Peut-être qu’il s’agirait d’arrêter de comparer leur couleur pour simplement s’atteler à rendre la nôtre meilleure. Peut-être qu’il s’agirait de la contempler plutôt que de la jalouser, de la prendre en mentor plutôt qu’en adversaire, et voir en ce qu’elle a et que nous n’avons pas toute l’étendue du progrès qu’il reste à faire.

Mon corps défectueux, je l’échange contre le vôtre quand vous voulez, mais ma vie et les leçons qu’elle m’a apportées, ça jamais. Quand ton jardin c’est un carré de boue, t’apprends à drifter dessus en deux roues ; quand l’herbe que tu sèmes chaque année ne prend pas, tu finis par te dire que la mousse finalement, c’est plus moelleux sous les pas.

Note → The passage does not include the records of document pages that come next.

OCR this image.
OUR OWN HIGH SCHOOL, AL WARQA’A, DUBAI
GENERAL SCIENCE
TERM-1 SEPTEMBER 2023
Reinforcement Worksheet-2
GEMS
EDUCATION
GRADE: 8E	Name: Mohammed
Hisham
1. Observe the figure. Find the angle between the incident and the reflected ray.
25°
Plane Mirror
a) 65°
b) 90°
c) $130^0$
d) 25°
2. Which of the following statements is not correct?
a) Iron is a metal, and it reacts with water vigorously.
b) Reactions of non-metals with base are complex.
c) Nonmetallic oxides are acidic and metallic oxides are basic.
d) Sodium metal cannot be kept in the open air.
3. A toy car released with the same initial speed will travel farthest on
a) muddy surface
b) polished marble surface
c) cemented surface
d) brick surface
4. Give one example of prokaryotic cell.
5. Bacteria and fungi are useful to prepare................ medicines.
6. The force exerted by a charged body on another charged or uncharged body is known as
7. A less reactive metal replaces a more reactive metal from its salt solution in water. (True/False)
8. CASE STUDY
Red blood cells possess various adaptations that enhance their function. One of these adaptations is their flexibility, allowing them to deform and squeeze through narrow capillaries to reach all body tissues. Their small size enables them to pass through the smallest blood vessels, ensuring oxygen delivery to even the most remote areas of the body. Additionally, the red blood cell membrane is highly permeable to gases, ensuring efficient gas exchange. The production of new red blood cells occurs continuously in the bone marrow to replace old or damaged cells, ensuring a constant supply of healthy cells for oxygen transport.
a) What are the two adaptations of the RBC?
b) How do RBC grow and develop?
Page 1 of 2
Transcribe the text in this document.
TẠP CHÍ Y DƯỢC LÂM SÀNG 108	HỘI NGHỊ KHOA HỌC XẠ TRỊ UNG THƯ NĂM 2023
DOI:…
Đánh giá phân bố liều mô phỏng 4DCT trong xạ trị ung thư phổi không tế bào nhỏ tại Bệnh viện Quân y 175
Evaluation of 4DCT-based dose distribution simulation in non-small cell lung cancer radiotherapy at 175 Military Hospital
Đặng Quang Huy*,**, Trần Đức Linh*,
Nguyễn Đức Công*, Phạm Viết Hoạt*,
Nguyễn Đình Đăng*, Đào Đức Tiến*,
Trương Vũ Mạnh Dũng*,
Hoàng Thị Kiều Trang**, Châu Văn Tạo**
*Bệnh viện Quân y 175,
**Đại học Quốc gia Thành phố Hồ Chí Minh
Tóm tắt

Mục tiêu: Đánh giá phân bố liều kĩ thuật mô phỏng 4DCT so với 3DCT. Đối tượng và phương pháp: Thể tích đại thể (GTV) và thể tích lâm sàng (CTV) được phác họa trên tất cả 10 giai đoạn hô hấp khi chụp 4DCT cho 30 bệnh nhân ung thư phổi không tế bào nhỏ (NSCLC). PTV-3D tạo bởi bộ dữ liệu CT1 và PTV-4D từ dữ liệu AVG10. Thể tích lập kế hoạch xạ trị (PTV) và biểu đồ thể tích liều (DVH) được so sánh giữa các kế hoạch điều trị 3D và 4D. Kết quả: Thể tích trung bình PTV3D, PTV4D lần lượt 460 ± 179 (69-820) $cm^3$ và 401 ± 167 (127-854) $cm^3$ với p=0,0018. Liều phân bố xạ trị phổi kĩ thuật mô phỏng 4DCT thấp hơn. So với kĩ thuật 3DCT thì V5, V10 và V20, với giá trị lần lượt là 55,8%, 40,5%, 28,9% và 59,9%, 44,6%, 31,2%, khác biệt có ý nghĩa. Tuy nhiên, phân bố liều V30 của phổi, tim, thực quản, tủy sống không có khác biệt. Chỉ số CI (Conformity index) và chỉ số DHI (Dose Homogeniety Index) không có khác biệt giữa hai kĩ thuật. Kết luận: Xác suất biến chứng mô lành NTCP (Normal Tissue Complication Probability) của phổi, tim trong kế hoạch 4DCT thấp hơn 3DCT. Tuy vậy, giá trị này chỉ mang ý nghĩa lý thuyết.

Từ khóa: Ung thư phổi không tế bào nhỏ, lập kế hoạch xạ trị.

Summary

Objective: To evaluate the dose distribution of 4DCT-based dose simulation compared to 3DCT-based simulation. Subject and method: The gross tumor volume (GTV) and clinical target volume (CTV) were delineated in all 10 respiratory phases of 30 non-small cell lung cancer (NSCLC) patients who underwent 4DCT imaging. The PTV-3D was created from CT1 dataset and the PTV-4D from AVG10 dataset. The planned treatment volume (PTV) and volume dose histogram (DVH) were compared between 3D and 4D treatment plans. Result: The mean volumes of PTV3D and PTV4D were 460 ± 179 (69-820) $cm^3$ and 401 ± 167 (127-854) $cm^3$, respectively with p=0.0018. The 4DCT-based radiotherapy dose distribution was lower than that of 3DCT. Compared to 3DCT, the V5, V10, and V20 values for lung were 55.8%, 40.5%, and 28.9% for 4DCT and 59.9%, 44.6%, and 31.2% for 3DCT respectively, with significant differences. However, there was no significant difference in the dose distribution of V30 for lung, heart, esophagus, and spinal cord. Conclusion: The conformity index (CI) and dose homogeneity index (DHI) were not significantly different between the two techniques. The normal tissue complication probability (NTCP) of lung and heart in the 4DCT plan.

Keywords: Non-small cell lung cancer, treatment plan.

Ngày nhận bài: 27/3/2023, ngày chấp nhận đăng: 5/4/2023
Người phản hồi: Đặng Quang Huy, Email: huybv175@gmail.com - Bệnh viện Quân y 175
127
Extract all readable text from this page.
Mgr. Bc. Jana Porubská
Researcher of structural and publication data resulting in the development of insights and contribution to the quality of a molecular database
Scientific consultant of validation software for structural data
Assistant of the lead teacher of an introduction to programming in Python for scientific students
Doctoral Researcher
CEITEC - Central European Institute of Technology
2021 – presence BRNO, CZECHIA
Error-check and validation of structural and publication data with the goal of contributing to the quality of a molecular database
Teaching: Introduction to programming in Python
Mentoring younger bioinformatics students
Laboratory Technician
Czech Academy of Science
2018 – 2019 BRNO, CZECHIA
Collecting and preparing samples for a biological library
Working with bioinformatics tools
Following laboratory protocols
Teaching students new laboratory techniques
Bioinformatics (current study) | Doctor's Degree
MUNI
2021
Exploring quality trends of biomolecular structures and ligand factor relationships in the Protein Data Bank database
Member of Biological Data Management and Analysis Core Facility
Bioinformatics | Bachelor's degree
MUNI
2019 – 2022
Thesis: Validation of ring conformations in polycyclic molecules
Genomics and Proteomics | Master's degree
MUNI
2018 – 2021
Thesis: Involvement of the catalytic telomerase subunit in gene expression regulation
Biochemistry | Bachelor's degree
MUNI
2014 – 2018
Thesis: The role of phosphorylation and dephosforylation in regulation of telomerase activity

J’ai tout fait pour l’éviter ce sujet, il prend déjà tant de place dans ma vie, si vous saviez. Surtout que je déteste la nommer, la maladie. Rien que de dire son nom ça m’écorche la bouche. J’ai l’impression de lui faire un cadeau quand je lui dédie tous ces mots. J’ai l’impression de crier au monde : « Mon sujet favori ? Moi-même ! Et tous mes problèmes. » Enfin au monde, mon monde là c’est vous, 3 gus sur un fauteuil, 20h20 Maison de la Francité. Mais quand même, la vérité elle est là, la "mal-a-dit" que parler de moi c’est parler d’elle, je pourrais même pas dire qu’elle m'a construit, c’est elle la fondation de celle que je suis, c’est elle qui m’a appris tous les mots que je vous dis.

C’est ma pelouse sous perfusion qui pourrait pas pousser sans engrais. C’est cette claque qui t’ouvre à d’autres horizons. Et qui t’apprend à regarder plus loin que la seule couleur d’un gazon. Alors je vous laisse la pelouse, et je prends tout le reste.